Now that you’re ready to talk calmly about your anger, how do you word it? Use these tips for help.

  1. Speak from self-compassion, not blame. Share what’s happened for you, calmly without accusations. Complaining is different from criticizing or blaming your partner for the way things are. A criticism is harsh: “You said you’d call me and you never did. Why did you lie to me?” A more helpful complaint is “We agreed you would call me after dinner. I never heard from you and I waited. It’s really bothering me.”
  2. Listen to clean anger and avoid dirty anger. Good clean anger can inspire you to discuss things calmly in order to make your relationship better. Dirty anger is hurtful. It includes eye rolling, mocking, dismissing, shaming or put-downs. Hurtful anger focuses on saying insulting or damaging things while expressing your feelings. Clean anger intends to strengthen your relationship. It is never to hurt. Clean anger may sound forceful, but it isn’t scary.
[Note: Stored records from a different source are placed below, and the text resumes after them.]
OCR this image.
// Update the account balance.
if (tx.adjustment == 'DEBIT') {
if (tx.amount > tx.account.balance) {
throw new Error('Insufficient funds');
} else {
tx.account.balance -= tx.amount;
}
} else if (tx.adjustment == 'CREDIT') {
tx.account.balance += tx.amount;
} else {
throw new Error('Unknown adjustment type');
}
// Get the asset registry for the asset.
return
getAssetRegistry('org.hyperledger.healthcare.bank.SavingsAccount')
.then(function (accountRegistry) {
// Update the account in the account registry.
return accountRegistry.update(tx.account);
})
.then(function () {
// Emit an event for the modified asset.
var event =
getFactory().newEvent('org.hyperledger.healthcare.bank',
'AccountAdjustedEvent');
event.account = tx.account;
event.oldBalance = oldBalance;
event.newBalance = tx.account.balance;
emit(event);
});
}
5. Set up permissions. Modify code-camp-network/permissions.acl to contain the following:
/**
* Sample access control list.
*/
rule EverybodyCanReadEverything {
  3. Listen to your inner voice to help you speak softly and truthfully from the heart.
  4. Keep it friendly. Keep the discussion civil and openhearted to avoid making your partner feel threatened. Couples who nurture fond regard and kept positive feelings going toward each other tend to have the most satisfying and long-lasting relationships, Gottman
  5. Show you are listening. This shows you are allowing your partner’s point of view to influence how you think. Considering each other’s viewpoints helps you both feel seen and understood. You don’t have to agree or comply with everything your partner says. But seeking common ground and respecting your partner’s point of view makes your relationship feel good for both of you.

No matter how much we love someone, love doesn’t stay strong automatically. People who enjoy lasting love are those who rebuild love. They don’t always understand each other. But they choose to nurture, to turn toward each other, and build on the positive. They don’t always get it right. But they keep trying until they do.